In de tijd dat Gideon leefde, ging het niet goed met Israël. Elk jaar, als de oogst op het land stond en bijna binnengehaald kon worden, kwamen er vijanden die alles kapot maakten. De Israëlieten waren niet in staat om zich te verdedigen. Al zeven lange jaren achter elkaar werden de oogsten vernietigd en werd er van alles geroofd. Er heerste bittere armoede in Israël.
Maar dan komt er een engel bij Gideon. ‘Jij moet Israël redden’. Ergens is Gideon er niet helemaal gerust op. Hij vraagt een paar keer om een teken aan God of Hij hem echt wil helpen. En dan verzamelt Gideon een heel leger. Hij vraagt aan alle mannen in Israël die kunnen vechten, om hem te helpen. God heeft echter andere plannen. Het gaat niet om de grote van het leger, maar om het vertrouwen op God. Het leger van Gideon wordt steeds kleiner. Tot slot heeft Gideon nog maar 300 soldaten over. Driehonderd! Kun je daarmee de vijand ooit verslaan?
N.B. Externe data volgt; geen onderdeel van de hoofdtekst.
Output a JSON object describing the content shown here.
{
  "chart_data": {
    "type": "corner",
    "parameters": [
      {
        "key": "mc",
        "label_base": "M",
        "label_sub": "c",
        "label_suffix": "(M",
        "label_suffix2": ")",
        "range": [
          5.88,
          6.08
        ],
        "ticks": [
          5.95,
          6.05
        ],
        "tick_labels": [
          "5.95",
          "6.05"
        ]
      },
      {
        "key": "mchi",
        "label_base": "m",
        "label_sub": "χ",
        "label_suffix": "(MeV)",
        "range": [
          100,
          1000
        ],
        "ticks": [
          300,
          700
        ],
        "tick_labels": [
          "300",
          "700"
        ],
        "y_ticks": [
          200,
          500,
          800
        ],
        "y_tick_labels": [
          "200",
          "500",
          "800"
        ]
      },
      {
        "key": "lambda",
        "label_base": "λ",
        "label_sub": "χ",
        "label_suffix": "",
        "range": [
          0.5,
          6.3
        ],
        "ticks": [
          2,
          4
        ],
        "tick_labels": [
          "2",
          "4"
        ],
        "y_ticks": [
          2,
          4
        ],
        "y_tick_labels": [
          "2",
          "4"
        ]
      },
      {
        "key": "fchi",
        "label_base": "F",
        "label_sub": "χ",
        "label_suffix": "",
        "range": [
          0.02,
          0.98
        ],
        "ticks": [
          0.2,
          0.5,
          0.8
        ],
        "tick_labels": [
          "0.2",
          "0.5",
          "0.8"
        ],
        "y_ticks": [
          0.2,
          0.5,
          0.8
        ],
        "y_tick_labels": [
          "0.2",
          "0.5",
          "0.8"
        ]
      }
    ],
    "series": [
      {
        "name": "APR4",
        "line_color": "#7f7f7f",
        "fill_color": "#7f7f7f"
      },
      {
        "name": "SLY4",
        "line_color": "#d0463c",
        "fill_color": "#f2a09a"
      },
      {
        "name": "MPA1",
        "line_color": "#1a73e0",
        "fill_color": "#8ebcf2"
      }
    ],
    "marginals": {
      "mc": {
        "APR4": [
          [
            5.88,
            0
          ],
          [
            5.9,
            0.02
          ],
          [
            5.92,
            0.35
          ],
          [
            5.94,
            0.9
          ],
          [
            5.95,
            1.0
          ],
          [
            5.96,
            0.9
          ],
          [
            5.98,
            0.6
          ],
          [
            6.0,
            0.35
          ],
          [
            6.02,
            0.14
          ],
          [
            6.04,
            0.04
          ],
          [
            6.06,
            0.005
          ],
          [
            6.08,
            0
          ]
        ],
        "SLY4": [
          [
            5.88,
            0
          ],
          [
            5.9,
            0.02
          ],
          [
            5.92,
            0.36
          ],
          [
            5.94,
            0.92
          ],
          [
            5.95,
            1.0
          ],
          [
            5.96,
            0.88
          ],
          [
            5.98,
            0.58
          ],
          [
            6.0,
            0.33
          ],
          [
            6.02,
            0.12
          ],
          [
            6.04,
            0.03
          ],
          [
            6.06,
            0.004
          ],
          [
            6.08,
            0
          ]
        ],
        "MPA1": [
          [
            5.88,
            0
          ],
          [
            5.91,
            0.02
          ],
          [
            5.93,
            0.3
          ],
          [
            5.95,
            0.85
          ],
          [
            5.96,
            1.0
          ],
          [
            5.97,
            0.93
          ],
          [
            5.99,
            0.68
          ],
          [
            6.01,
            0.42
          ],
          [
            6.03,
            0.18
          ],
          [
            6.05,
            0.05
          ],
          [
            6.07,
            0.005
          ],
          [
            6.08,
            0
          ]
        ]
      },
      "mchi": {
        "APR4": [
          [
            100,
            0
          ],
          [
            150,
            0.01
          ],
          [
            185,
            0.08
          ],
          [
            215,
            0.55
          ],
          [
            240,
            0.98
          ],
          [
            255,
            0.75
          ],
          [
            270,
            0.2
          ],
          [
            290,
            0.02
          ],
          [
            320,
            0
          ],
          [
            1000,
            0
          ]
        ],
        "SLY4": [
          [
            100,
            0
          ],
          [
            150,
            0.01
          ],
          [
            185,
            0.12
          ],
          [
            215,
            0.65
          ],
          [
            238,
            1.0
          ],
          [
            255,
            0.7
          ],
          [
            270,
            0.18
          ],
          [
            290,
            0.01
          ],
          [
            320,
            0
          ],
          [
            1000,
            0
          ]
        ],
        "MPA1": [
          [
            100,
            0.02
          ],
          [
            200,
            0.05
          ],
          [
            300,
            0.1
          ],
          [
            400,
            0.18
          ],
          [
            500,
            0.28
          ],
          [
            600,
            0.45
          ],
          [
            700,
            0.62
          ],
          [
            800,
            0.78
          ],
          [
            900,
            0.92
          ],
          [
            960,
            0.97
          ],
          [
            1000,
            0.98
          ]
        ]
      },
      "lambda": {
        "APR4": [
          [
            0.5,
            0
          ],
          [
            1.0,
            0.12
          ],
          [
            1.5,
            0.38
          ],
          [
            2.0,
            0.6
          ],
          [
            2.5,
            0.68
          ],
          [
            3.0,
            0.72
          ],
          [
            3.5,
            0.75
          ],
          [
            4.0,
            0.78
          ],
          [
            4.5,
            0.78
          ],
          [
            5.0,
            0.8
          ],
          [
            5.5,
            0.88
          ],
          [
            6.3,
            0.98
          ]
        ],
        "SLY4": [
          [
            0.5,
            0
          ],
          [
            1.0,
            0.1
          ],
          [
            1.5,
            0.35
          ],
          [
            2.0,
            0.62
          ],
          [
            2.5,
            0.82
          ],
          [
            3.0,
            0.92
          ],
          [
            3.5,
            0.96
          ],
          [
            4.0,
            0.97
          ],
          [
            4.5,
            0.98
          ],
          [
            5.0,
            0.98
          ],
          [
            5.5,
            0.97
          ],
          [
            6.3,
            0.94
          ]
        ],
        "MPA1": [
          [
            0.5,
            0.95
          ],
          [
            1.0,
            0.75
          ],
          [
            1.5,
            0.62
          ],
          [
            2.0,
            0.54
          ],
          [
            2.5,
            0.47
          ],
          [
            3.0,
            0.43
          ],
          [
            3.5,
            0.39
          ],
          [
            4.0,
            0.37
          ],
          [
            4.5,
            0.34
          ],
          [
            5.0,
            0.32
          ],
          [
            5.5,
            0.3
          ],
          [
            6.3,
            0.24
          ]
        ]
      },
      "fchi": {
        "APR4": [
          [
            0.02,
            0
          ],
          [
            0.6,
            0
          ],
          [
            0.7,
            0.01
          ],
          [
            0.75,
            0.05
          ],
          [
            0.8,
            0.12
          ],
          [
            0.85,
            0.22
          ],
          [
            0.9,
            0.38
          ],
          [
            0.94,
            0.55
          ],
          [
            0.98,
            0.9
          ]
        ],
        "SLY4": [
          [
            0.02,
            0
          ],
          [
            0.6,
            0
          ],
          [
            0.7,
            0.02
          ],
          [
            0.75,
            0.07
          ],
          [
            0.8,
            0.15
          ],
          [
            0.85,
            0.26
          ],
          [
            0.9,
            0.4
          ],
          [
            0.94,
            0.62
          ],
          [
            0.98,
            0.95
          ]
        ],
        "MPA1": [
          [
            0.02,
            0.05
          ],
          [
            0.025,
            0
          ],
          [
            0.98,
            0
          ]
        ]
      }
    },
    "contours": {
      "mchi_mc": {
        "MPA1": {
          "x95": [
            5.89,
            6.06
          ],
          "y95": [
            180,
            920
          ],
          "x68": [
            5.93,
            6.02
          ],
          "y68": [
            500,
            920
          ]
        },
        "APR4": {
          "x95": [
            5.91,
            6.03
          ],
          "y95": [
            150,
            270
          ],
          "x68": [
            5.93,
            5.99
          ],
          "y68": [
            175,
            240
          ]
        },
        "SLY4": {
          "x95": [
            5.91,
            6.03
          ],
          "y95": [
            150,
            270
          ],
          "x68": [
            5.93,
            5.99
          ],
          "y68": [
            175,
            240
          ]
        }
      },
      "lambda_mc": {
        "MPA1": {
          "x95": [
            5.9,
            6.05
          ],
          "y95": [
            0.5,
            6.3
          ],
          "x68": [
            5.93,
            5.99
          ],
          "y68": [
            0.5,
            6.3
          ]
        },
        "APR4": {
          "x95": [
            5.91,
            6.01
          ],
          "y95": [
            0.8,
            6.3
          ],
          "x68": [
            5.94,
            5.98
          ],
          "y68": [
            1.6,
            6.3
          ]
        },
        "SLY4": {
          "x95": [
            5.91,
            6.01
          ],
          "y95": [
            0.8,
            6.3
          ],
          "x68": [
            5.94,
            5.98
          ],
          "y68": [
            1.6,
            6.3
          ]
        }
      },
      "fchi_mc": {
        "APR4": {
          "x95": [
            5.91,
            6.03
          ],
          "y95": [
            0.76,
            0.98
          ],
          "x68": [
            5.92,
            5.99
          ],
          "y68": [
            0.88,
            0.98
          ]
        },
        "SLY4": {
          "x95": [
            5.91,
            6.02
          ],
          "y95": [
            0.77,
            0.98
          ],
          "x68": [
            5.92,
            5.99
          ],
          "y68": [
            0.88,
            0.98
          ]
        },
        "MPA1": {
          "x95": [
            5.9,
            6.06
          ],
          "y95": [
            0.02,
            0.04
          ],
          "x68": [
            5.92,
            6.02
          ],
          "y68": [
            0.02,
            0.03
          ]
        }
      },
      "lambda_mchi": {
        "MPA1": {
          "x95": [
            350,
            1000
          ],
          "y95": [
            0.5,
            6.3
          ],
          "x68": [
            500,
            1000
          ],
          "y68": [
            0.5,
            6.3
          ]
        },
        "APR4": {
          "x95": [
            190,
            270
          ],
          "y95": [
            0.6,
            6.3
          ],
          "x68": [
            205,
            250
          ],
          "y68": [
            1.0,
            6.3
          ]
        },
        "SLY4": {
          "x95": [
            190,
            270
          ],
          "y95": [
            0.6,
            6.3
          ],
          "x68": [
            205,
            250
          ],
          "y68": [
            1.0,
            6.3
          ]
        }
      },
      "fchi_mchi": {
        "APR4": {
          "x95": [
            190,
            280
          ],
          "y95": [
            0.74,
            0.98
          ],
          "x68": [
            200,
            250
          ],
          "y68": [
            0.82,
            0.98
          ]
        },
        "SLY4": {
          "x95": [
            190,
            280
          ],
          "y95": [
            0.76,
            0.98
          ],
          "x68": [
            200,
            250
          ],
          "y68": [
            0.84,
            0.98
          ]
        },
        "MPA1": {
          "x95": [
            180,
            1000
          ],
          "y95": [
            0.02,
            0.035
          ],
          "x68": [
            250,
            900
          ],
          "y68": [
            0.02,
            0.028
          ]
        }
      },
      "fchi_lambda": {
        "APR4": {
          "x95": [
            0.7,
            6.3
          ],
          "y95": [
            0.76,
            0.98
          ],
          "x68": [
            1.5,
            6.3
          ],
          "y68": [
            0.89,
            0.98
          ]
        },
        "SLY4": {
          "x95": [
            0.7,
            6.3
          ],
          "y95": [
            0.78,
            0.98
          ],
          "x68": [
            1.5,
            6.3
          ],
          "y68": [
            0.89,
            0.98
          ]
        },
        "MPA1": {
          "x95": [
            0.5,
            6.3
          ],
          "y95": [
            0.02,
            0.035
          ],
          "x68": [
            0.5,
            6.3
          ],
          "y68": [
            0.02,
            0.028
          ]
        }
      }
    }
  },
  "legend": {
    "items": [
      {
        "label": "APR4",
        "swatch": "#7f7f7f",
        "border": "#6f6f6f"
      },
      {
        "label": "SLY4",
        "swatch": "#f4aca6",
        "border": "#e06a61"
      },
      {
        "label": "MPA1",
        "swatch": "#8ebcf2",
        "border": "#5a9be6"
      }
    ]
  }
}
God begrijpt goed dat Gideon bang is. Bang zijn is op zich niet erg. ‘Sluip vannacht maar met je knecht naar het legerkamp van de vijand. Luister maar wat daar gezegd wordt’. Met deze God durft Gideon het te wagen. Een klein leger tegen een overmacht. Toch weet Gideon Israël weer te bevrijden van de vijanden. Er breekt een rustige periode aan. Door Gods hulp!
Vraag: wanneer voel jij je veilig? Voel je je ook wel eens niet zo veilig? Wat doe je dan?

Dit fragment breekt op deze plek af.